Do you want to become a better litigation associate in the time it takes to drink your next cup of coffee? Read on for top tips for litigating a consumer class action from the bottom of the ladder.
Do . . .
- Keep everyone informed about deadlines. One of your primary jobs is to identify and remember case deadlines. Litigation teams live and die by deadlines. Set calendar reminders for months, weeks, and days out, as needed. Plan ahead for drafting documents and remind partners and clients about upcoming deadlines to minimize surprise and last-minute stress.
- Check the court’s local rules early and often. You will not know the correct deadlines if you rely only on state or federal rules. Every court has specific local rules governing filing deadlines and filing formats, and many judges have particular class-action-specific rules. Research your court and assigned judges. Find out, for example, whether case discovery is generally bifurcated into class and merits stages or conducted together.
- Dive into the facts and documents. As soon as you have relevant documents from your client, dive in. No one else on your team has time to pore over the details of the facts. Review documents, take notes, and develop a case theory to share with your team.

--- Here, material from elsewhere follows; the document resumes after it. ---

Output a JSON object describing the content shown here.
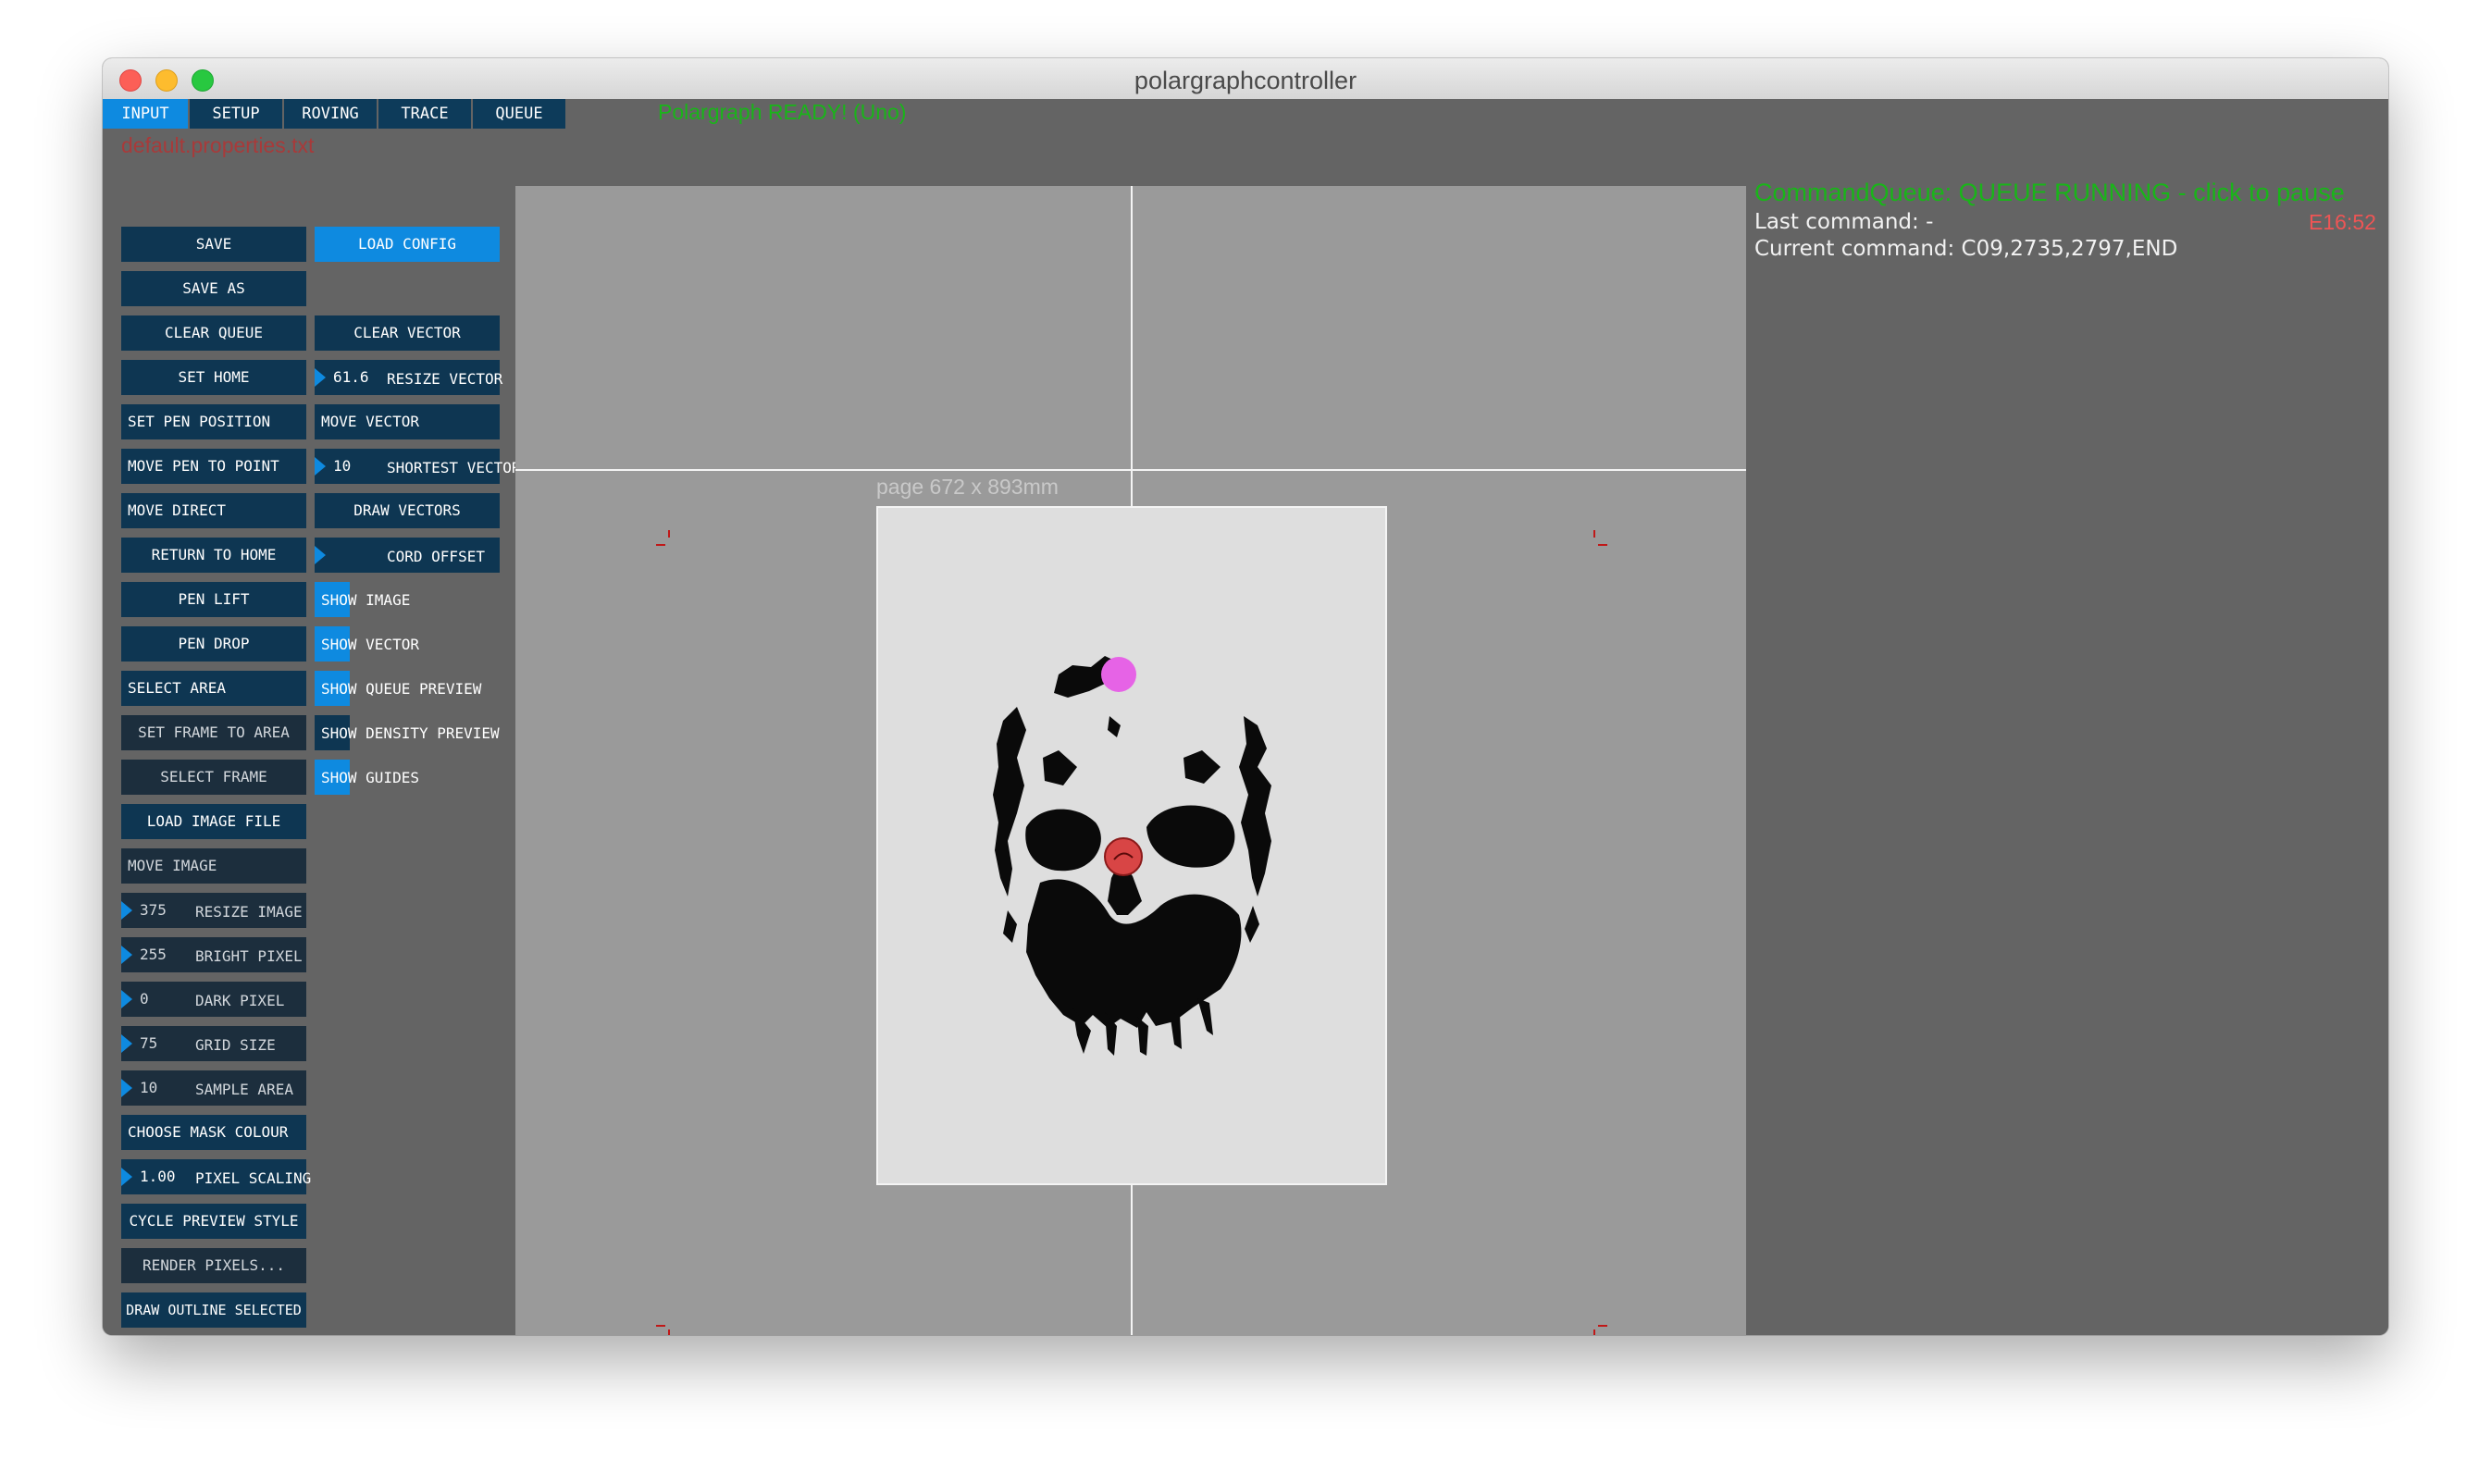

- Communicate in a format that can easily be forwarded to the client. Partners are exceedingly busy. Draft succinct emails with your findings and analyses, using short sentences and bullet points or numbers to make them easy to digest. Use bolding and underlining to highlight critical information, like deadlines. Write emails anticipating that they will be forwarded to the client with minimal changes. Better yet, draft your email as if it is from the partner to the client.
- Remember the forest while you are in the trees. It is easy to get bogged down in the details of litigating a class action. Whether you represent the plaintiff or defendant, always keep class-certification issues in mind. They should inform your discovery strategy and case theory.
Don’t . . .
- Send a client a brief to review the day before it is due. Many class actions involve lengthy, substantive motions. For both large and small filings, always give your clients adequate time to review and provide feedback—at least a week if possible. Remember, it is not your case; you represent them. Give them the ability to consider the filings without jamming up their schedules with last-minute reviews.
- Be afraid to follow up with partners and clients (often). You are a good associate if you know and remember deadlines. You are a better associate if you remind your team about them often and follow up to meet them. If you send a draft filing to a partner or client and do not hear back within a reasonable time, follow up gently. They are likely busy, not ignoring you. If the situation becomes more urgent, do not be afraid to pick up the phone. You can avoid most of these situations by planning ahead. See Don’t #1.
- Miss a deadline. Litigators live and die by deadlines. Plan accordingly.
- Hide your mistakes. You will make mistakes, some larger than others. As difficult as it is to own your mistakes, you must do so and do so promptly. Alert your case team as soon as possible, and do your best to offer a solution to the problem. Do not try to fix everything yourself. Senior associates and partners have perspective and experience that can help resolve problems. Understand what went wrong and learn from your mistakes.
- Underestimate your role. Finally, do not underestimate your role on your case team. Look again at the tips above. Partners and clients rely on you to do the work they do not have time to do. Make their lives as easy as possible and learn from them as you go. Make yourself indispensable and you will not stay on the bottom of the ladder for long.
Leah A. Tedford is an associate with Troutman Pepper Hamilton Sanders LLP in Philadelphia, Pennsylvania.